Opern

http://www.concertonet.com, 17. September 2009
Est-ce innocent ? Programmer en même temps Mireille mis en scène par lui-même, Wozzeck revisité par Christoph Marthaler et Le Barbier de Séville imaginé par Coline Serreau témoigne sans doute, de la part de Nicolas Joel, d’une volonté d’affirmer une rupture. Cette Mireille et ce Wozzeck sont en effet le jour et la nuit, même si le metteur en scène suisse ne s’est pas livré ici à un massacre en règle comme pour Les Noces de Figaro, voire pour La Traviata. Cette production, une des moins contestables de l’ère Mortier, fondée sur une direction d’acteurs étonnante de précision, n’emporte pourtant pas une adhésion totale. Le décor unique de la cantine façon RDA – une manie chez Marthaler et sa décoratrice attitrée Anna Viebrock – évacue la nature qui joue un rôle essentiel dans l’opéra et, surtout, casse le rythme qu’a imprimé le compositeur à l’enchaînement quasi cinématographique des tableaux de la partition. Un rythme que ne remplace pas l’agitation des figurants sur le plateau, alors que le jeu des personnages est si concentré, à commencer par celle des enfants sur laquelle donne la cantine – et l’omniprésence du pianiste déjanté paraît décidément bien gratuite. Cela dit, les rapports entre les personnages ont rarement paru aussi vrais, d’un Wozzeck agent de sécurité essuyant nerveusement les tables, agité de troubles obsessionnels compulsifs, exclu des autres et de lui-même, jusqu’à un Tambour major tête à claques habillé en punk. Un univers sordide, où la folie le dispute à la grossièreté, le morbide au trivial, où les enfants sont condamnés d’avance, où Marie fait figure de victime, presque d’ange déchu.
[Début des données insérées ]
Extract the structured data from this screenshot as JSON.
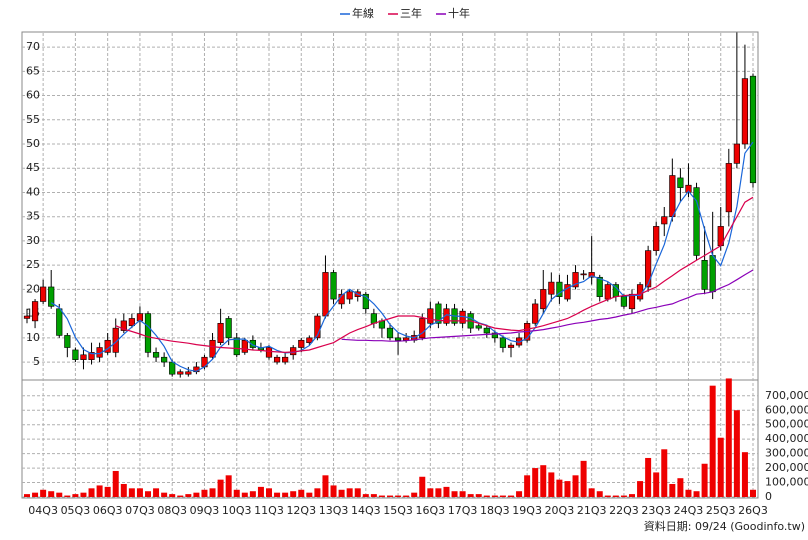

Il est vrai que Waltraud Meier trouve toujours là un de ses plus grands rôles, avec un aigu insolent – le médium, comme souvent chez les mezzos reconverties, paraît beaucoup plus discret -, une intelligence rare des mots et de la musique, un jeu très sobre où chaque geste, chaque expression a un sens. Oui, une sorte d’ange déchu, pécheresse malgré elle, dont la fierté se redresse dans un « Rühr mich nicht an » à vous faire frissonner, dont l’humilité se love dans une lecture de la Bible à vous faire pleurer. Elle n’a donc rien à envier à Angela Denoke. Vincent Le Texier, lui, ne fait pas oublier un Simon Keenlyside vocalement plus assuré, presque trop peut-être : la voix, si elle semble plutôt moins engorgée et se projette plutôt mieux que d’habitude, atteint parfois ses limites et menace de se rompre. Mais cela, finalement, ne messied pas au personnage, surtout tel qu’il le conçoit, et le timbre, plus gris, la tessiture, plus grave, le rendent plus sombre, plus désespéré, plus renfermé – on ne dira jamais assez à quel point, chez Wozzeck, compte la couleur de la voix, de laquelle le chanteur français joue assez subtilement. Et l’on sent ici une authentique caractérisation, une violence à peine contenue, alors que le baryton anglais semblait plus résigné. Les autres chanteurs ne marquent pas moins leur rôle : Tambour major arrogant de Stefan Margita, Capitaine hystérique d’Andreas Conrad, qui piaille ses aigus de fausset sans les escamoter, Docteur mégalo de Kurt Rydl, portant encore fort beau. Bref, on ne perd pas au change avec cette nouvelle distribution – de celle de 2008, seuls demeurent la Margret d’Ursula Hesse Von Den Steinen et le Deuxième Apprenti d’Igor Gnidii.


Le remplacement de Sylvain Cambreling par Hartmut Haenchen, en revanche, est une aubaine. Le chef français – un peu trop systématiquement brocardé d’ailleurs – n’habitait pas ses lenteurs et émoussait la tension dramatique au profit des détails – ce qui, dans une partition aussi concentrée, parfois haletante, constitue un contresens. Hartmut Haenchen, d’abord, éclaire par sa précision toute la richesse des couleurs de l’instrumentation, replaçant d’ailleurs l’œuvre dans l’esthétique de l’Ecole de Vienne plus que dans l’héritage de Mahler. Sa direction, de plus, n’évacue pas le théâtre, portant souvent la tension à son comble, notamment dans la scène où Marie cède au bellâtre à quatre sous. Mais elle reste lyrique, avec un très bel interlude au dernier acte, même si elle se garde - un peu trop ? - de tout expressionnisme pour mieux préserver les fondements d’une structure qui, aujourd’hui, fascine, voire intimide encore les compositeurs d’opéra.